This Daily Star editorial originally appeared Nov. 27, 2002. It runs again today in honor of Thanksgiving Day.
In 1621, the Pilgrims enjoyed such a successful harvest that they decided to have a feast of thanksgiving and invite the neighbors.
Being thoughtful guests, the 90 American Indians didn’t come empty-handed. They brought five deer to add to the crops, fruit, fish and fowl at the three-day celebration.
Pilgrim Edward Winslow sounded grateful for the bounty in a letter home.
“And although it be not always so plentiful as it was at this time with us, yet by the goodness of God, we are so far from want that we often wish you partakers of our plenty,” he wrote.
Things were pretty simple back in those days, when a “weapon of mass destruction” was a musket. If you had enough to eat, shelter from the elements and good relations with those who lived near you, you were thankful.
Of course, not all of the settlements in the New World had a lot to be thankful for. People died from disease, malnutrition, American Indian attacks and bad weather.
Today’s world is far more complex, but still dangerous.
People still die from disease, malnutrition and exposure to the elements, and while our hostile neighbors are based half a planet away, we still cannot rest easy.
With tyranny still abundant in our present-day world and the engines of war running, we face this Thanksgiving with a mixture of trepidation and hope — just like in the past.
Was a Pilgrim mother more at ease at the first Thanksgiving when she watched her child sleep than a present-day mom who knows that all the food and medicine she could want is as close as the local supermarket and drugstore?
As we settle in to eat our turkey and watch football games on televisions in our climate-controlled homes, are we as grateful as those Pilgrims in their drafty cabins lit only by firelight?
Probably not.
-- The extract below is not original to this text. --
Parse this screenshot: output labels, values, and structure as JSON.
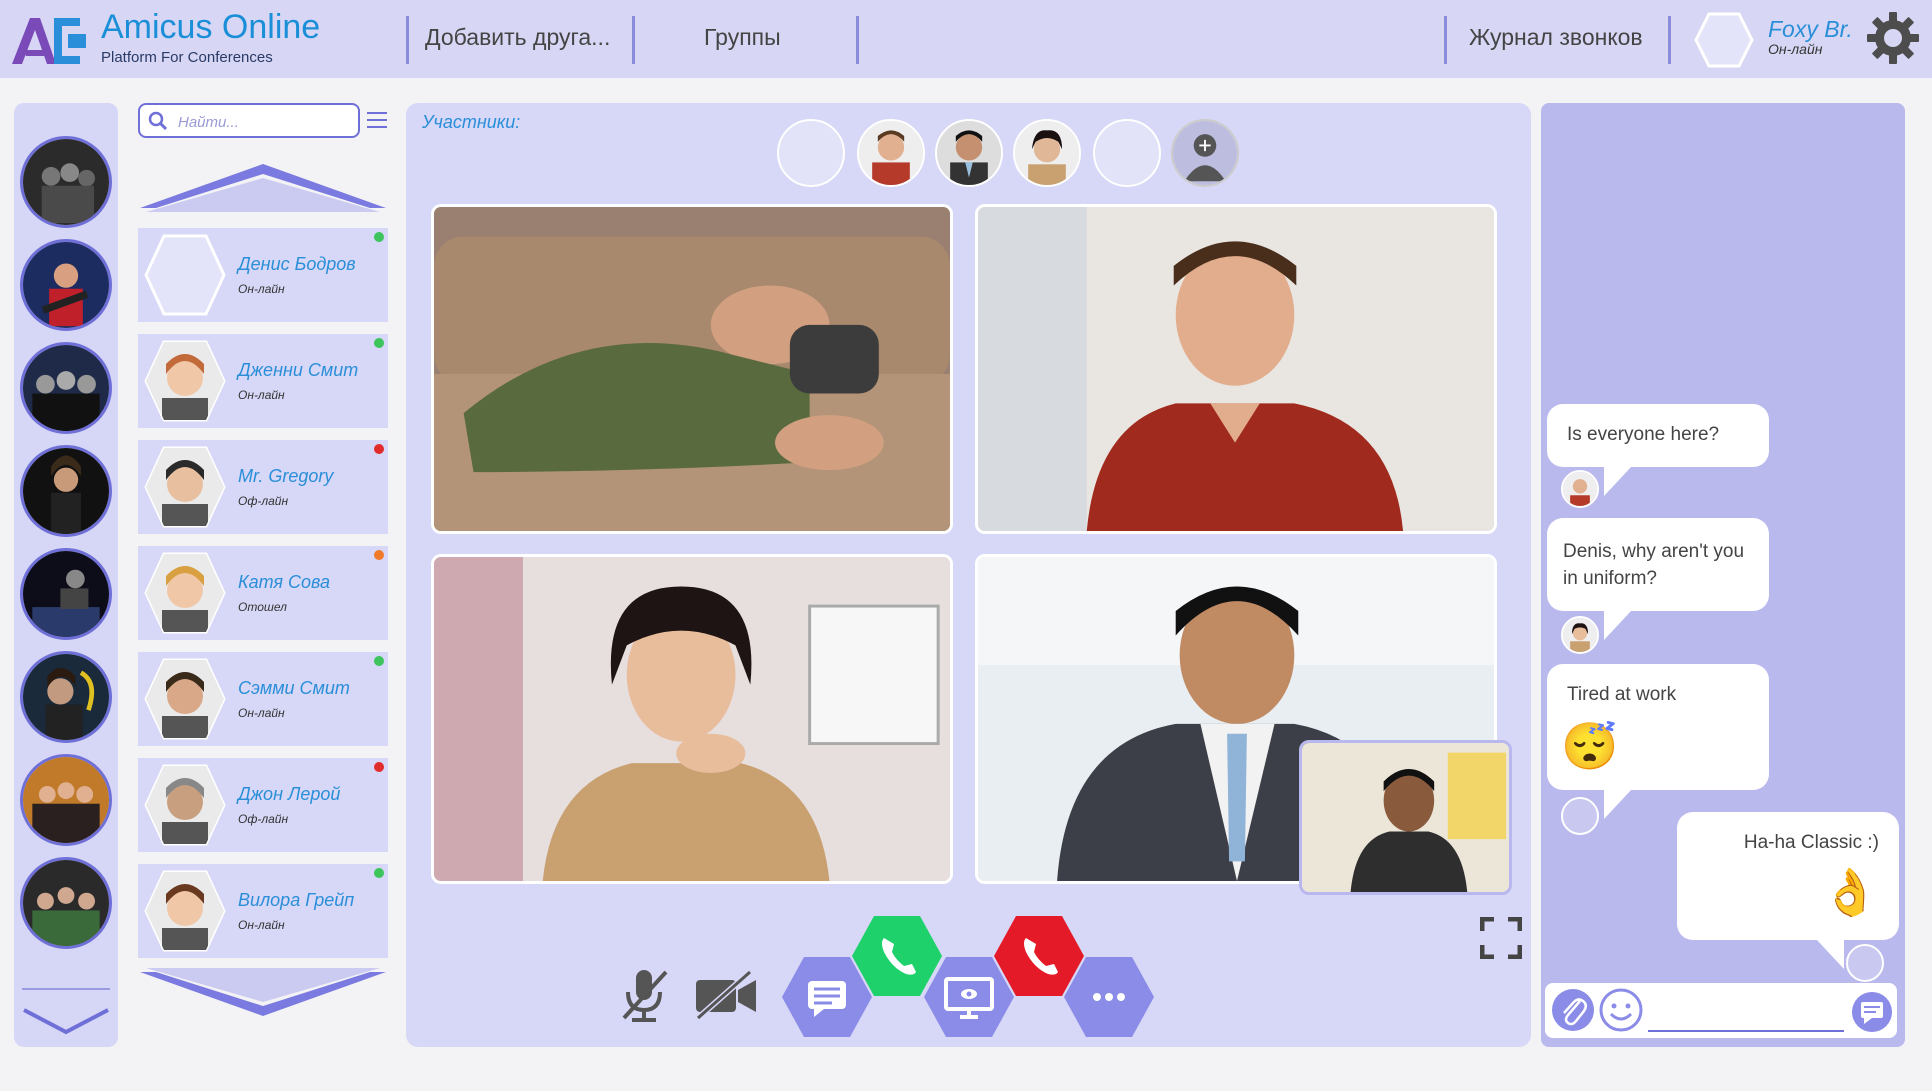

Like the Pilgrims, we live in uncertain times with our fates and those of our children not entirely in our own hands. But there is much for which we should be thankful.
As we look around the world, we see governments that regard freedom as an enemy. For all our faults, ours is a free country. We can disagree with our government and raise a ruckus about it if we choose. That alone makes us worthy beneficiaries of the Pilgrims’ hopes, dreams and aspirations.
We set aside one day each year to give thanks for what we have, which is quite a lot. We’re not only talking about our prodigious food production, but also our freedoms.
Edward Winslow’s wish is ours for the rest of the world as we give thanks this year: “We often wish you partakers of our plenty.”